There was once a time when the majority of professionals actually enjoyed going to work every day. They appreciated the relationships built with their co-workers, believed their work was meaningful, worked hard, and remained with their company for decades. Likewise, companies reciprocated by taking care of their people, listening to them, and providing long-term protection and care such as pensions and health care.

These days, many companies do not hold up their end of the bargain, so why would its employees? According to a Wall Street Journal, 70 percent of people do not enjoy their job, and employees at all levels feel that there is a lack of trust and loyalty in their company. This lack of loyalty leads to high turnover, high stress, and declining productivity.

Re-establishing trust and loyalty in your organization is essential to retaining key talent, increasing customer satisfaction, and boosting the bottom line. Why you ask? Because numerous studies have indicated that there is a direct correlation between employee satisfaction and company productivity. Additionally, happy employees are stable employees, meaning the bonds of loyalty will flourish and retention levels of key employees will increase.

So, how do you build professional relationships based on trust and loyalty in an environment that is vastly different from the “golden days?” The answer is simple. Communication. It’s what you say and how you do it. The following tips will help you establish better communication, increasing both trust and loyalty and providing a glimpse into the days of our predecessors.

  1. Place importance on “face time” with each employee.

    Today, it seems that we are surrounded with a multitude of communication platforms that allow us to save time while avoiding human contact. Many leaders would rather send an email, ichat, or voicemail than actually talk to their staff in person. Make no mistake, it is essential that firm leadership schedule face time with their employees.

    During these meetings, leadership should uncover their employees’ passions and contributions. This will provide opportunities for employees to contribute to the company by using their real talents. When that occurs, disloyalty and mistrust are significantly eliminated. People feel as though they’re making a difference and are providing real input.
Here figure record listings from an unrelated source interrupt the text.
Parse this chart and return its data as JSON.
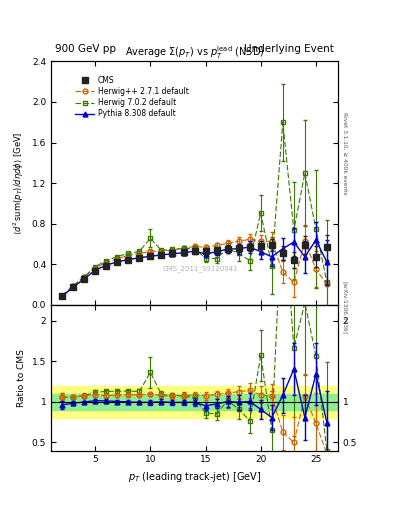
{
  "title_left": "900 GeV pp",
  "title_right": "Underlying Event",
  "plot_title": "Average $\\Sigma(p_T)$ vs $p_T^{\\rm lead}$ (NSD)",
  "xlabel": "$p_T$ (leading track-jet) [GeV]",
  "ylabel_main": "$\\langle d^2\\,\\mathrm{sum}(p_T)/d\\eta d\\phi\\rangle$ [GeV]",
  "ylabel_ratio": "Ratio to CMS",
  "watermark": "CMS_2011_S9120041",
  "right_label_top": "Rivet 3.1.10, $\\geq$ 400k events",
  "right_label_bot": "[arXiv:1306.3436]",
  "xlim": [
    1,
    27
  ],
  "ylim_main": [
    0,
    2.4
  ],
  "ylim_ratio": [
    0.4,
    2.2
  ],
  "cms_x": [
    2.0,
    3.0,
    4.0,
    5.0,
    6.0,
    7.0,
    8.0,
    9.0,
    10.0,
    11.0,
    12.0,
    13.0,
    14.0,
    15.0,
    16.0,
    17.0,
    18.0,
    19.0,
    20.0,
    21.0,
    22.0,
    23.0,
    24.0,
    25.0,
    26.0
  ],
  "cms_y": [
    0.085,
    0.175,
    0.255,
    0.335,
    0.385,
    0.42,
    0.445,
    0.465,
    0.48,
    0.49,
    0.505,
    0.515,
    0.53,
    0.525,
    0.535,
    0.545,
    0.555,
    0.565,
    0.575,
    0.585,
    0.51,
    0.44,
    0.585,
    0.475,
    0.565
  ],
  "cms_yerr": [
    0.008,
    0.008,
    0.008,
    0.01,
    0.01,
    0.015,
    0.015,
    0.015,
    0.018,
    0.02,
    0.022,
    0.025,
    0.025,
    0.03,
    0.03,
    0.035,
    0.038,
    0.04,
    0.05,
    0.06,
    0.07,
    0.08,
    0.09,
    0.1,
    0.12
  ],
  "hpp_x": [
    2.0,
    3.0,
    4.0,
    5.0,
    6.0,
    7.0,
    8.0,
    9.0,
    10.0,
    11.0,
    12.0,
    13.0,
    14.0,
    15.0,
    16.0,
    17.0,
    18.0,
    19.0,
    20.0,
    21.0,
    22.0,
    23.0,
    24.0,
    25.0,
    26.0
  ],
  "hpp_y": [
    0.09,
    0.185,
    0.275,
    0.365,
    0.415,
    0.455,
    0.485,
    0.505,
    0.525,
    0.53,
    0.54,
    0.555,
    0.575,
    0.565,
    0.585,
    0.605,
    0.625,
    0.645,
    0.625,
    0.625,
    0.32,
    0.22,
    0.625,
    0.35,
    0.2
  ],
  "hpp_yerr": [
    0.004,
    0.004,
    0.004,
    0.008,
    0.008,
    0.008,
    0.008,
    0.008,
    0.01,
    0.015,
    0.015,
    0.018,
    0.018,
    0.025,
    0.025,
    0.03,
    0.04,
    0.05,
    0.06,
    0.09,
    0.11,
    0.14,
    0.16,
    0.18,
    0.22
  ],
  "h702_x": [
    2.0,
    3.0,
    4.0,
    5.0,
    6.0,
    7.0,
    8.0,
    9.0,
    10.0,
    11.0,
    12.0,
    13.0,
    14.0,
    15.0,
    16.0,
    17.0,
    18.0,
    19.0,
    20.0,
    21.0,
    22.0,
    23.0,
    24.0,
    25.0,
    26.0
  ],
  "h702_y": [
    0.09,
    0.185,
    0.275,
    0.375,
    0.435,
    0.475,
    0.505,
    0.525,
    0.655,
    0.535,
    0.545,
    0.555,
    0.555,
    0.455,
    0.455,
    0.555,
    0.505,
    0.435,
    0.905,
    0.385,
    1.8,
    0.735,
    1.3,
    0.745,
    0.22
  ],
  "h702_yerr": [
    0.004,
    0.004,
    0.008,
    0.008,
    0.008,
    0.008,
    0.008,
    0.015,
    0.09,
    0.018,
    0.018,
    0.025,
    0.025,
    0.035,
    0.04,
    0.05,
    0.07,
    0.09,
    0.18,
    0.28,
    0.38,
    0.48,
    0.52,
    0.58,
    0.62
  ],
  "py8_x": [
    2.0,
    3.0,
    4.0,
    5.0,
    6.0,
    7.0,
    8.0,
    9.0,
    10.0,
    11.0,
    12.0,
    13.0,
    14.0,
    15.0,
    16.0,
    17.0,
    18.0,
    19.0,
    20.0,
    21.0,
    22.0,
    23.0,
    24.0,
    25.0,
    26.0
  ],
  "py8_y": [
    0.082,
    0.172,
    0.255,
    0.34,
    0.39,
    0.422,
    0.445,
    0.462,
    0.478,
    0.49,
    0.502,
    0.512,
    0.528,
    0.5,
    0.522,
    0.548,
    0.552,
    0.568,
    0.522,
    0.472,
    0.552,
    0.618,
    0.472,
    0.638,
    0.418
  ],
  "py8_yerr": [
    0.004,
    0.004,
    0.004,
    0.008,
    0.008,
    0.008,
    0.008,
    0.008,
    0.015,
    0.015,
    0.018,
    0.018,
    0.025,
    0.025,
    0.03,
    0.04,
    0.05,
    0.06,
    0.07,
    0.09,
    0.11,
    0.14,
    0.16,
    0.18,
    0.22
  ],
  "cms_color": "#222222",
  "hpp_color": "#cc6600",
  "h702_color": "#3a7a00",
  "py8_color": "#0000cc",
  "band_green": "#90ee90",
  "band_yellow": "#ffff80"
}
The bottom line is that if firm leadership doesn’t allow its employees to feel as though they are truly contributing to the firm, thus having an actual stake in the company, they will never build that sense of loyalty.

  2. Acknowledge a job well done.

    When it comes to building trust and loyalty, some companies believe the best approach is to provide sparkly amenities: health benefits, on-site daycare, happy hours after after a stressful week, and more. These enticing luxuries may “buy” people’s trust and loyalty for the short-term, but such an approach fails miserably when it comes to long-term results. It is important to realize that what people really desire is to be recognized for a job well done. People want their opinions to matter. They want to feel appreciated. Recognition and praise are the most effective tools to help people realize how significant they are to the company. This approach goes much further than any dollar amount ever could.
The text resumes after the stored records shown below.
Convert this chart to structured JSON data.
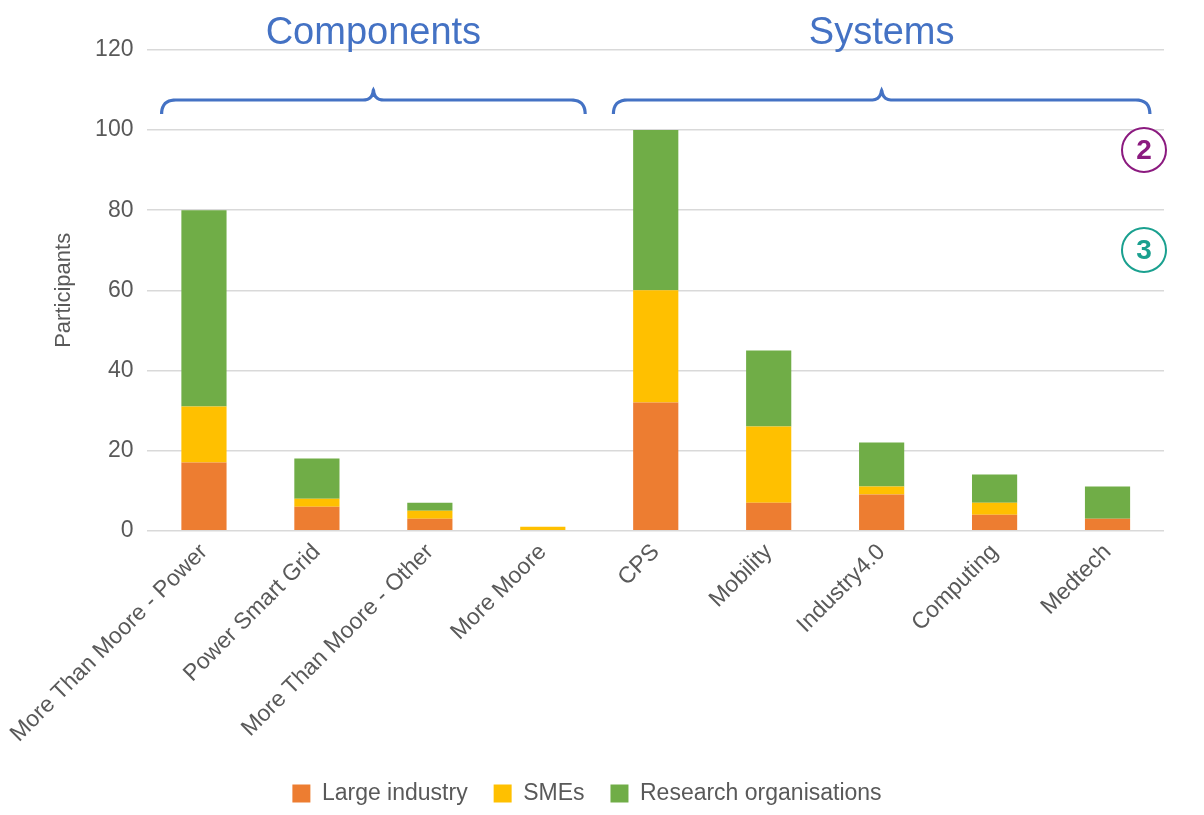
{
  "chart_data": {
    "type": "bar",
    "stacked": true,
    "ylabel": "Participants",
    "categories": [
      "More Than Moore - Power",
      "Power Smart Grid",
      "More Than Moore - Other",
      "More Moore",
      "CPS",
      "Mobility",
      "Industry4.0",
      "Computing",
      "Medtech"
    ],
    "series": [
      {
        "name": "Large industry",
        "color": "#ed7d31",
        "values": [
          17,
          6,
          3,
          0,
          32,
          7,
          9,
          4,
          3
        ]
      },
      {
        "name": "SMEs",
        "color": "#ffc000",
        "values": [
          14,
          2,
          2,
          1,
          28,
          19,
          2,
          3,
          0
        ]
      },
      {
        "name": "Research organisations",
        "color": "#70ad47",
        "values": [
          49,
          10,
          2,
          0,
          40,
          19,
          11,
          7,
          8
        ]
      }
    ],
    "ylim": [
      0,
      120
    ],
    "yticks": [
      0,
      20,
      40,
      60,
      80,
      100,
      120
    ],
    "grid": "y",
    "legend": "bottom",
    "annotations": [
      "Components",
      "Systems",
      "2",
      "3"
    ]
  }
}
    Therefore, make it a point to look for people doing something good, and acknowledge that behavior publicly. Openly congratulate people for achieving goals, meeting deadlines, and for going the extra mile. When people are noticed and feel appreciated, they’ll be more loyal.

  3. Do what you say.

    The term “walk the talk” still holds true. If you want your employees to display trust and loyalty, then firm leadership needs to do the same. Unfortunately, many managers and executives don’t always do what they say. They often communicate great ideas that build appreciation and support, but then those ideas never materialize. Real leaders who inspire trust and loyalty keep their word. Since employees interact with their direct supervisor daily, it is essential that these leaders trust the company and display loyalty. If they don’t, then their staff will not be trusting or loyal either. So, make sure firm leaders display the behavior they want their staff to emulate, because they are watching and they do notice!

While the “golden days” of business may be over, a company can still inspire trust and loyalty amongst its employees. In fact, the more firm leadership communicates with its people, acknowledges them, and emulates the behavior they are seeking, the more trusting and loyal their employees will be. Remember, it is a leader’s job to ignite the passion of their people. They can’t do that without communication. Taking an honest interest in their employees’ talents and displaying the behavior and company culture they desire, will result in employees who want to be with a company for the long haul, and who positively impact the bottom line.